Today I went into Uni to try and launch this site using my Macbook. Whilst seated comfortably, I searched for the wi-fi connection that we have access to. Having accessed this before whilst seated comfortably, I was confident that there would be no issues. However, I couldn’t connect. A tragedy in this day and age. It’s 2013, what do you mean I can’t connect? What does this error message imply when it says the licenses are full? I punched in IT’s number on my iPhone (which, by the way, was completely and utterly connected to the internet) and waited patiently for a call back. Then it came…
“Hi, I’m ringing about your IT issue. Yeah, erm. I’m really sorry but we’ve ran out of room for people on our network. There are too many devices connected at once, we expected a lot but not THIS many. Erm, keep trying and we are disconnecting people who are idle or who haven’t been on in a while”
“I fall into that category. I’ve already registered, I have my place already”
“Erm yeah if you haven’t connected for a fortnight we will disconnect your place for somebody else. Our internet is pretty full at the moment, but if you keep trying then you will eventually get a place.”
He spoke about the internet as a physical place. A place that could get full, contain too many people. I imagine it to be a smoky bar, with a bouncer and his little clicky people counting device letting one in and one out. A virtual cloud being weighed down with human data. It’s a strange thought, our invisible internet being ‘too full’. I started to think about Justin’s lecture last week and our presence on the internet. If we don’t make our social media into conversational media, then no one has to listen. The internet is full of nothing, and it is also full of everything. Making that mark is vital, especially if our endless space is filling up fast.

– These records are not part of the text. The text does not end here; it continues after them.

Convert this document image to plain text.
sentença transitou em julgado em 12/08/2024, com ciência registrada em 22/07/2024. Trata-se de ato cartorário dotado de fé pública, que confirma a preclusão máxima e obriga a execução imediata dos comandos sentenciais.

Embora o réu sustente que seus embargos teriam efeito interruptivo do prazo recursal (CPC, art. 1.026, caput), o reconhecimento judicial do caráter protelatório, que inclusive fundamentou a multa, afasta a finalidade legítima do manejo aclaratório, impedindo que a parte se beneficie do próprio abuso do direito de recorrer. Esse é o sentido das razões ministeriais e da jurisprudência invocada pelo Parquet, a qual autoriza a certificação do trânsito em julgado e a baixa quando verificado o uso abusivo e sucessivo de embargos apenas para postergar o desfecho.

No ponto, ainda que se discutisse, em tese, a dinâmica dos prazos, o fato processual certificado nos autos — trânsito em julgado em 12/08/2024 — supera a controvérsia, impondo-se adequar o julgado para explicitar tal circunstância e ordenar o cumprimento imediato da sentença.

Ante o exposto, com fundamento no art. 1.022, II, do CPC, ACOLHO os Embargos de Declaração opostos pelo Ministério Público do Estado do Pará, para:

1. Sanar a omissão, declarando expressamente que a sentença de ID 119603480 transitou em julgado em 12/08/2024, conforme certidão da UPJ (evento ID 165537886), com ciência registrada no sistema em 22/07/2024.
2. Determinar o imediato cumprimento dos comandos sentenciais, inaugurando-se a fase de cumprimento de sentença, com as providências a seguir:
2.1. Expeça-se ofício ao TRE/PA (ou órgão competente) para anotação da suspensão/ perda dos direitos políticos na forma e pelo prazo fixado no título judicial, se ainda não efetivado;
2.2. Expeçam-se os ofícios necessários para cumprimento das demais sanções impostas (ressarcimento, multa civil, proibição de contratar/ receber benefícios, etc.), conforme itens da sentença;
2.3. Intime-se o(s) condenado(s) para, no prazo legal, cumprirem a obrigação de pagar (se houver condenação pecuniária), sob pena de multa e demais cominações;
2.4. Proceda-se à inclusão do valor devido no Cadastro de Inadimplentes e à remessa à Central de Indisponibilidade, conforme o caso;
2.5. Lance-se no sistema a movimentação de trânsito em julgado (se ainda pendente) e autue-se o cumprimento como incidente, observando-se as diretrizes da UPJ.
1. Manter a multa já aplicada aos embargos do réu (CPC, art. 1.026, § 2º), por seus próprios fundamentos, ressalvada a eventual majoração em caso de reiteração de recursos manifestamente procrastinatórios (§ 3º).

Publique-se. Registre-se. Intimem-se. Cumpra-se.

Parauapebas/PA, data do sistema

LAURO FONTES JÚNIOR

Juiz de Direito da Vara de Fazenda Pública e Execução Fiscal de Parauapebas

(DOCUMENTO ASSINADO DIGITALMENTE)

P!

These thoughts brought me onto the idea of memory. Being fascinated with found imagery, and forgotten photographs means I often spend my time wondering about the people in the photographs. What happens to a memory once the person is disconnected with the object, or further still- what if they die? The same memory will never be replicated, yet the physical soulless photographs live on, with people like me inventing stories or making presumptions about the characters they contain. A memory is also a place full of endless data, and if it isn’t transitioned into conversations, no one has to listen to them either. It is a strange thought, and one so weirdly connected to the idea of our invisible internet being full.
Your call is important to us, thank you for waiting. Your website can be viewed now… What does the future hold for memories destined to be forgotten?